LLM-assisted Generation and Testing of Model Transformation Language Code
| Typ | Bachelorarbeit oder Masterarbeit | |
|---|---|---|
| Aushang | BA LLM4MTL ad (4).pdf | |
| Betreuer | Wenden Sie sich bei Interesse oder Fragen bitte an: Bowen Jiang (E-Mail: bowen.jiang@kit.edu), Weixing Zhang (E-Mail: weixing.zhang@kit.edu) |
Motivation
Model transformation languages (MTLs), especially EMF-based domain-specific languages (DSLs) such as the Reactions Language and ATL for model-to-model transformations, face considerable challenges in benefiting from LLM-based code generation. Unlike general-purpose programming languages, MTLs suffer from extreme data scarcity and possess highly specialized syntax and semantics that are underrepresented in the training data of most language models. As a result, LLM-generated code for these languages tends to be inconsistent and often falls short of practical usability. This thesis investigates practical techniques to make LLM-based MTL code generation more reliable by combining dataset augmentation, grammar-constrained decoding, automatically test generation to evaluate the semantic the sematic and automated refinement guided by parsing and test feedback.
Tasks
Tasks would belong to the following listed items:
- Expand the existing MTL dataset with data augmentation strategies (e.g., rule templates) and document their impact on data quality.
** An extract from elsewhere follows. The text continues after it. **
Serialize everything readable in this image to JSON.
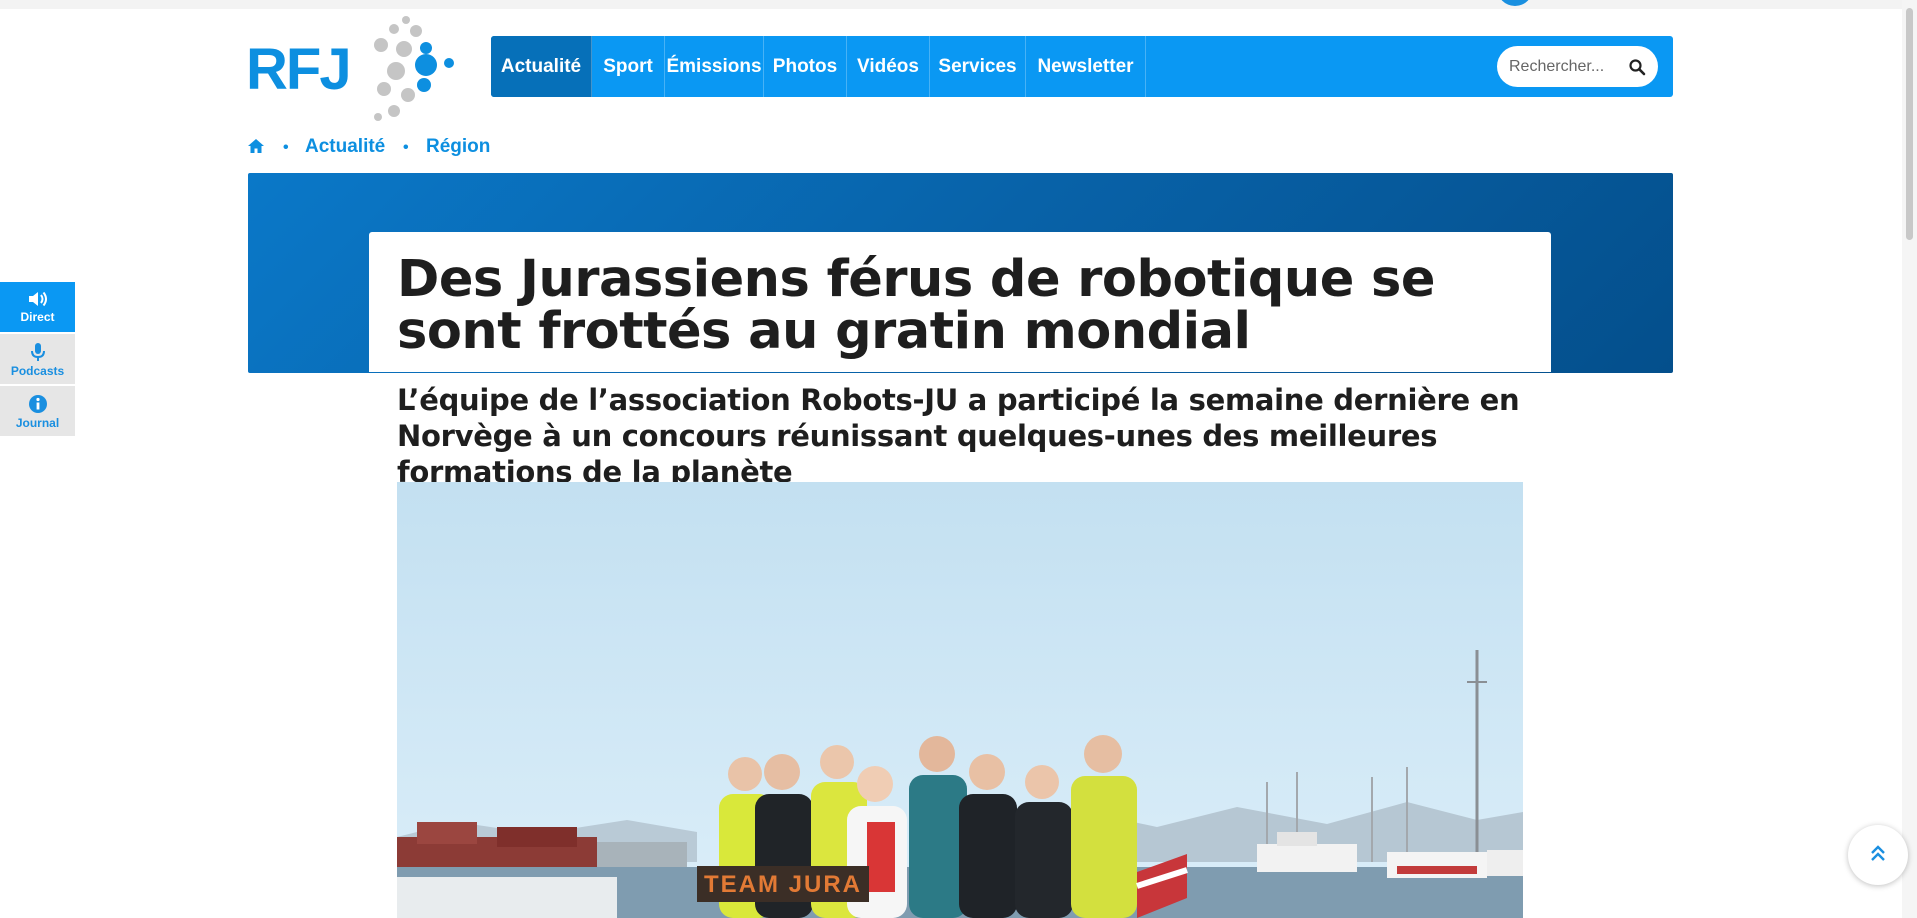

- Implement an iterative generation--validation--repair loop that detects syntax errors and triggers targeted regeneration.
- Integrate grammar constraints (e.g., GBNF grammars) during decoding to reduce syntax errors.
- Design a workflow to automatically generate executable tests for generated transformations, and use them to measure semantic correctness.
Benefits
- Engaging with cutting-edge (LLM) and industry-related (DSL, MDSD) technologies.
- Close connection to the Convide research project. Possibility for the publication.
- Excellent working environment and close mentorship.